At approximately 0800 hours Eastern Standard Time on the morning of 22 March 1968 the Bell 204B helicopter, VH-UTW, owned and operated by Helicopter Utilities Pty. Ltd., commenced transporting a party of twentysix journalists, photographers and public relations personnel from West Sale Aerodrome in Victoria to Barracouta Platform. Three separate flights were required to transport the party which had assembled principally from Sydney, Melbourne and the Gippsland area of Victoria and was visiting the platform for inspection and photographic purposes. The last group arrived at the platform shortly after midday.

Barracouta Platform stands in approximately 150 feet of water and is positioned over a natural gas recovery drilling point at latitude 38 degrees 18 minutes south, longitude 147 degrees 11 minutes east. The platform is 36 miles east south-east of the West Sale Aerodrome and 13 miles off-shore. Barracouta Platform is jointly owned and controlled by Esso Exploration and Production Australia Inc., and Haematite Petroleum Pty. Ltd.

At approximately 1215 hours VH-UTW took off with a party of television earner amen aboard for a short local flight around the platform for photographic purposes. Approximately five minutes later an approach from the east to the Barracouta helipad was made for the purpose of landing. The helicopter made a normal approach which terminated in the hover position with the heels of the undercarriage pontoons approximately four feet above the helipad surface. From this position directional control was lost and, after making contact with the helipad on the pontoons, it slewed through an arc of approximately 160 degrees in a clockwise direction as viewed from above. The helicopter came to rest on the helipad with its tail fin slightly over-hanging the western edge of the pad (Refer to Appendix A). The undercarriage had distorted in such away as to allow the main rotor blades to make contact with the helipad surf ace during the rundown period and this induced a fragmentation of the extremities of these blades. During the period between the initial loss of directional control and the final stopping of the main rotor blades, serious injuries were caused to seven of the eleven members of the press party who were observing the landing of the helicopter from positions on the helipad and on it's access stairway. In respect of three persons the injuries proved to be fatal but none of the six occupants of the helicopter was injured.

Conclusions:

At approximately 1220 hours E.S.T. on 22 March 1968 a Bell 204B helicopter, registered VH-UTW, crashed onto the helipad serving Barracouta Platform in Bass Strait.

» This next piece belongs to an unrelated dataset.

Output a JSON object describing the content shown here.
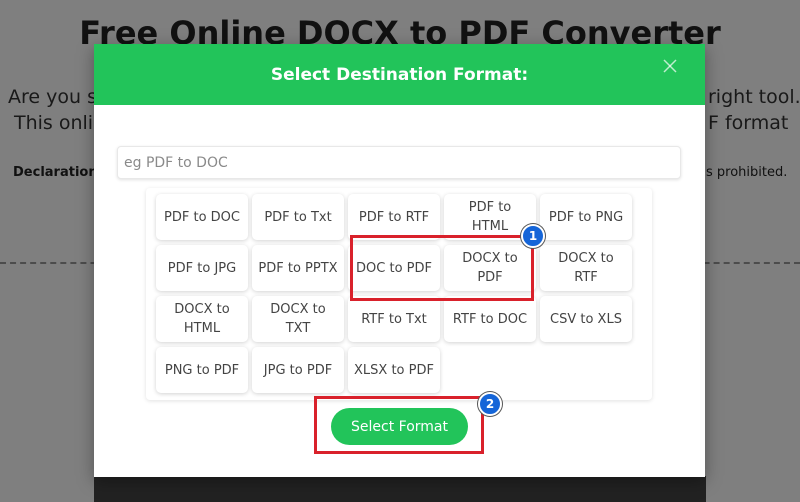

The pilot made a normal approach for landing and, when the aircraft was hovering with approximately four feet of clearance above the centre of the helipad deck, a catastrophic tail fin structural failure suddenly occurred, and deprived the pilot of directional control. The helicopter descended quickly onto the helipad deck and slewed through approximately 160 degrees about a vertical axis. During and immediately subsequent to this circumstance the principal injuries to bystanders occurred as a result of them coming into contact with the rotors or with pieces separating from the main rotor as it came into contact with the helipad deck.

The cause of this accident was that, during the assembly of the tail rotor, the inadvertent omission or loss of a trunnion thrust washer was not detected.